Nükleer çubuk eritmişler
Aslan Avcı kurşun fabrikasının
iç yazışmaları da durumun ne kadar vahim oluğunu anlatıyor. Teknik Müdür Ö.
Y.’nin Genel Müdür H. G.’ye gönderdiği mail’lerde radyasyon içeren tehlikeli atıkların
İZAYDAŞ’a gönderilmesi durumunda maliyetin 12 milyon lira olacağı, Çekmece
Nükleer Araştırma Merkezi’ne (CNAM) gönderilmesi durumunda maliyetin daha da
artacağı vurgulanıyor. İç yazışmalardan radyasyonlu atıklardan alınan
numunelerin TAEK’e bağlı CNAM’a gönderildiği anlaşılıyor. Bu numunelerde yapılan
inceleme neticesinde radyasyon tespit edilen malzemelerin artık bir atık sınıfında
değil, “radyoaktif kaynak” olduğu belirtiliyor. CNAM’da yapılan incelemelerde
radyoaktif kaynak tespit edilen malzemelerin Türkiye’de bulunmaması gerektiği
de anlatılıyor. Radyasyonun “Europium 152” adı verilen bir malzemeden bulaşmış
olabileceğini tespit eden CNAM, bu malzemenin ancak nükleer santrallerdeki
nükleer çubuklardan bulaşabileceğini de açıklıyor. Europuim 152’nin Türkiye’ye
yasal girişinin olmadığı da açıkça ifade ediliyor. Yazışmalarda, Türkiye’nin
radyoaktif maddeleri ancak geçici depolama yapma yetkisine sahip olan CNAM’da
depolayabileceği vurgulanıyor.
Gömülü atıklar ne olacak?
Fabrika arazisinin her
tarafında radyasyonlu malzemeler, tehlikeli atıklar halen duruyor. Atıkların
bulunduğu yerlerde yapılan ölçümlerde radyasyon cihazları sinyal veriyor. Akü
ve kurşun kalıntıları üzeri açık depo alanlarında rüzgârla birlikte etrafa
savruluyor. Toprağa gömülü atıkların bulunduğu bazı noktalardan da radyasyon
sinyalleri alınıyor. Fabrika içindeki görünen atıkların toplam miktarının 100
bin tonun üzerinde olduğu tahmin ediliyor. Toprağa gömülü haldeki tehlikeli atıkların
miktarını ise üzerindeki toprağı kaldırmadan bilmenin imkânı yok.
Arazinin dış sınırları
tel örgülerle çevrili, ancak tel örgülerin çoğu işlevsiz. Arazi çok büyük
olduğundan fabrikanın yanı başındaki mahalle araziyi yol olarak kullanıyor.

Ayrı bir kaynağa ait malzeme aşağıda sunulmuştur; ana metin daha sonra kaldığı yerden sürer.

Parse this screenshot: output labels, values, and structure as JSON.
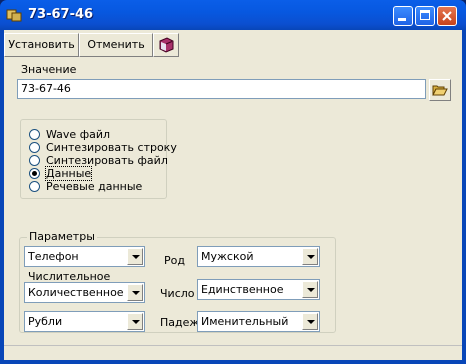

Çocuklar okullarına gidebilmek için zehirli atıkların bulunduğu yoldan geçiyor.
Arazinin bazı bölümlerinde gömülü atıklar kusma yapmış, toprağın üzerinde asit
birikintileri oluşmuş. Bazı kısımlarda beyaz toz halinde sülfürik asit, bazı
yerlerdeyse sarı kükürt dışarı sızmaya başlamış. Zehirler hava ve toprakla
yüzeyde birleşince yanma başlamış. Dumanların çıktığı yerde kokuya dayanmak
mümkün değil.
Fabrika ve zehirlerin
gömüldüğü arazi ile evler birbiriyle iç içe. Aslan Avcı kurşun fabrikasına en
yakın ev ise Mevlüt Sert’e ait. Sert’in 1979’da ev yapmak için satın aldığı
arazi fabrikayla komşu. Mevlüt Sert yıllar boyunca yaşadıklarını şöyle anlatıyor:
“O zaman sadece bir bina vardı. Sonra bir sürü bina yaptılar, makineler
getirdiler. Burası dereydi. Dereyi doldurdular. Mahalle eylemler yaptı.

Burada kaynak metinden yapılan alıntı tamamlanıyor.